Oliver Loving, son of Joseph and Susannah Loving of Kentucky, was born December 4, 1812. At 21 he married Susan Morgan. They began a farm where they grew, among other things, their family of 9 children. But ten years later these Kentucky farmers heard of a deal that was too good to pass up. The Republic of Texas was offering land at bargain prices, so Oliver along with his brother and brother-in-law took their families to Texas!
There he received three patents of land (640 acres–about a square mile) for his farm. He hauled freight, too, and life was good. Fifteen years later, he’d bought a bigger ranch. He and his oldest son drove their cattle and the cattle of their neighbors up the Shawnee Trail to Illinois where beef prices were better. The venture was a success, earning them a profit of $36 per head! You can bet that Loving was all up for doing that again!
All went well until the Civil War broke out. The Confederate Army commissioned Loving to provide cattle for southern soldiers, but when the war ended badly for the Confederates, Loving was left holding the bag for over $100,000. He needed a new market.

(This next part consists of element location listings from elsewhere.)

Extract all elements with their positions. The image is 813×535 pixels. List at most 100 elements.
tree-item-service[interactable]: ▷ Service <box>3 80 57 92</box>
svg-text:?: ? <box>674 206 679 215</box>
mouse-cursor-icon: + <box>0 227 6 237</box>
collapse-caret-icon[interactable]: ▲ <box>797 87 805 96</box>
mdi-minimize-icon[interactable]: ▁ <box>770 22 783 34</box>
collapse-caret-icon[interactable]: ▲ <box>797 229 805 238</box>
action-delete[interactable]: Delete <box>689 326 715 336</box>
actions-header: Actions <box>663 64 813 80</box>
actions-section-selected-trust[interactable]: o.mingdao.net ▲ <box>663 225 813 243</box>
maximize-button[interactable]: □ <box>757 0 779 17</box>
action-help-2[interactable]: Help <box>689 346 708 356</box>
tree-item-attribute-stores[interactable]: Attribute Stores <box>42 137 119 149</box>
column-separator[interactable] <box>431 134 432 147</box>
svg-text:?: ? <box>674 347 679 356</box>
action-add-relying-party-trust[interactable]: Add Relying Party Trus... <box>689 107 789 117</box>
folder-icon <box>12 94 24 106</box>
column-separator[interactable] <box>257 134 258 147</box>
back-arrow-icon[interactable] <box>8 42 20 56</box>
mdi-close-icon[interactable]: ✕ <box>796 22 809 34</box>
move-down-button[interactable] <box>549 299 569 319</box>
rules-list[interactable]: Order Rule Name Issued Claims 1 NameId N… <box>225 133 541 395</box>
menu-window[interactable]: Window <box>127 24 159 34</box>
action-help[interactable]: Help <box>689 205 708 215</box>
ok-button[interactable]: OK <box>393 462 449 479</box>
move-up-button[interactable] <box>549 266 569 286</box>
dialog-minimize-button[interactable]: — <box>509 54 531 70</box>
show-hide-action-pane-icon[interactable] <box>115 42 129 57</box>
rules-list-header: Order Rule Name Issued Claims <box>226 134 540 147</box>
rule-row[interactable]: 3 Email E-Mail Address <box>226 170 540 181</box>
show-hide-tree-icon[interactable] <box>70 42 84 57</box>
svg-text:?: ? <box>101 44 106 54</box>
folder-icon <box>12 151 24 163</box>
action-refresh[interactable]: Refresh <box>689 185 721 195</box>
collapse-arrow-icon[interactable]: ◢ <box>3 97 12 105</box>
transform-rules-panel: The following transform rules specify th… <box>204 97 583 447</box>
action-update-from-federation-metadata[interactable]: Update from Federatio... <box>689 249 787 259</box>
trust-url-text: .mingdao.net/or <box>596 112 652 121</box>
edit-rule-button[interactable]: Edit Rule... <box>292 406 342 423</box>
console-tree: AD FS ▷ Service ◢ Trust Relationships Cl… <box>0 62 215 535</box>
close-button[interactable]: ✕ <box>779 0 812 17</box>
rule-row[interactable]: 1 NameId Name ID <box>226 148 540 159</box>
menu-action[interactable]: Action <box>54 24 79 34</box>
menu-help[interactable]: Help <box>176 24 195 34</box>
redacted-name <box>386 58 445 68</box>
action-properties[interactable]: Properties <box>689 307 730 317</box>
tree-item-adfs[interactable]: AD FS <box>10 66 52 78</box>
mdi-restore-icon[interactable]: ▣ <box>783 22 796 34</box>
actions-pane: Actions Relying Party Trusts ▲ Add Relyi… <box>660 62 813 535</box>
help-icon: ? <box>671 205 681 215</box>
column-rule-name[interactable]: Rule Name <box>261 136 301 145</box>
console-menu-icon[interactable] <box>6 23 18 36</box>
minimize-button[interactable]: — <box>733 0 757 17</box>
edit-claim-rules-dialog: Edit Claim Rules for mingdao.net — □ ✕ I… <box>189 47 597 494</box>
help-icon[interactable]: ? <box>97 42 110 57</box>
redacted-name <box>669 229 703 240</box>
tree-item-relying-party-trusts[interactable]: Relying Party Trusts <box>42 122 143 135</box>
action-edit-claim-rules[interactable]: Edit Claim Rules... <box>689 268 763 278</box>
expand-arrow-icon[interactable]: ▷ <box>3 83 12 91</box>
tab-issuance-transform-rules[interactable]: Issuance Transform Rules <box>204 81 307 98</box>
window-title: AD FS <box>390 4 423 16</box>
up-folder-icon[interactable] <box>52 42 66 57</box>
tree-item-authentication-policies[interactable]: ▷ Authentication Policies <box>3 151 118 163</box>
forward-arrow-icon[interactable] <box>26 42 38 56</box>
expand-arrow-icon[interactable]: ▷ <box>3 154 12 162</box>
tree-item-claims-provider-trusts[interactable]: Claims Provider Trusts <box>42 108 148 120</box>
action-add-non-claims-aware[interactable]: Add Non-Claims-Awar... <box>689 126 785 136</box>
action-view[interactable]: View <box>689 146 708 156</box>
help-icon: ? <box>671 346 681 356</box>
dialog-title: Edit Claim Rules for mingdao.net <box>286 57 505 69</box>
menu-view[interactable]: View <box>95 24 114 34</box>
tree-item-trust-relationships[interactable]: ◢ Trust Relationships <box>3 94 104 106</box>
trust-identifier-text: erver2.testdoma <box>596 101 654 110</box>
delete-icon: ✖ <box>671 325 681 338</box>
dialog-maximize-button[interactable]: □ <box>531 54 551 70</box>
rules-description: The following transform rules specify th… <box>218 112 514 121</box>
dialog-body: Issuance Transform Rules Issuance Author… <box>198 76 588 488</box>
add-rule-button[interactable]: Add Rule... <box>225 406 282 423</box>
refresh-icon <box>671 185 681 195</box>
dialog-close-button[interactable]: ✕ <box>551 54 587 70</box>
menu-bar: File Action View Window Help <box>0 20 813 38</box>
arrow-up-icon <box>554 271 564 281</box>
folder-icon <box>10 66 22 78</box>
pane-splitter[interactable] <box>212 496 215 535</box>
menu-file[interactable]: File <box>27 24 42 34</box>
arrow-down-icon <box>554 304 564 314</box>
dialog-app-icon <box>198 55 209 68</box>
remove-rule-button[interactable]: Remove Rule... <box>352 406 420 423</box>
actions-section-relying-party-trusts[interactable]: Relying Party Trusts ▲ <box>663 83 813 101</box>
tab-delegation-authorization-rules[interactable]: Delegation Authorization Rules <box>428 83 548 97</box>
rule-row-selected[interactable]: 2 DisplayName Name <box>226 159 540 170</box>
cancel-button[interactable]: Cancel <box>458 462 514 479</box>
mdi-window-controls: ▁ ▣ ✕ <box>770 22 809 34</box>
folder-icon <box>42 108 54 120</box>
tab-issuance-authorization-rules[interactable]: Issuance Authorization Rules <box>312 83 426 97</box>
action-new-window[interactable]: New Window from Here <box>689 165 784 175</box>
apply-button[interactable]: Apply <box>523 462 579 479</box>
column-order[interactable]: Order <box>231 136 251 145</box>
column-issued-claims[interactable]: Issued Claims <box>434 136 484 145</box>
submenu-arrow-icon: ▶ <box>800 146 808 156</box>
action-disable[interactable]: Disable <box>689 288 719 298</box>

In 1866 he teamed up with Charles Goodnight. Together they drove their sizable herds to Fort Sumner, New Mexico where there was a large Indian reservation. They sold their beeves to the U.S. Army for $12,000 in gold and began to develop plans for new markets in the expanding West. The land was rugged, water was scarce, and there was always a threat of Indian attack. The relatively safe route Goodnight and Loving blazed came to be known as the Goodnight-Loving Trail. Cowboys drove hundreds of thousands of cattle along this trail over the next twenty years or more.
Sadly, Oliver Loving made his last trip up the trail in 1867. On his third drive, the herd was attacked by Comanche warriors along the Pecos River, and Loving was shot. The place where he was wounded is called Loving Bend. He struggled to reach Fort Sumner, but died there of gangrene. His friend Charles Goodnight had Loving’s body returned to Texas to be buried at the Greenwood Cemetery in Weatherford, Texas.
Loving County, Texas is named in honor of Oliver Loving and has the distinction of being the least populated county in the entire United States.